Non-profit organisation SpaceIL had been hoping to see its Beresheet craft complete a landing on the moon, and in the process make Israel only the fourth country to manage the feat.
But Doron Opher, general manager of the space division of Israel Aerospace Industries, said the craft “definitely crashed on the surface of the moon”.
The spacecraft lost communication with Earth just moments before it was to touch down.
“If at first you don’t succeed, try try again,” said Prime Minister Benjamin Netanyahu, who was on hand for what organisers had hoped to be a celebration.

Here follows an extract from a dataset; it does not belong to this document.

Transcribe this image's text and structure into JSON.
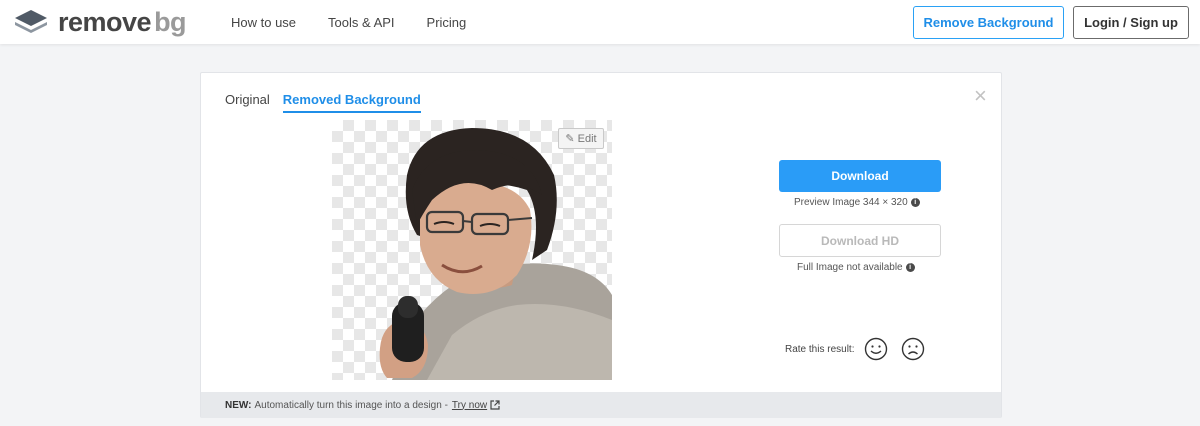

The lander – whose name is Hebrew for Genesis – took off almost two months ago from Cape Canaveral in Florida as part of a “ride share” with Elon Musk’s SpaceX, as the Beresheet mission could not afford its own rocket.
The four-legged spacecraft, which is around the size of a washing machine, had been circling the Earth in increasingly large orbits waiting to be captured by the moon’s gravity.
It was expected to land in the Sea of Serenity, on the northern hemisphere of the moon’s near side.
A time capsule was on board the lander — which included a picture of Israeli astronaut Ilan Ramon, who died on the space shuttle Columbia in 2003 — as well as a lunar library containing 30 million pages on a disk from the US-based Arch Mission Foundation.
Mr Ramon’s widow, Rona, who was a big supporter of Beresheet, died of cancer in December.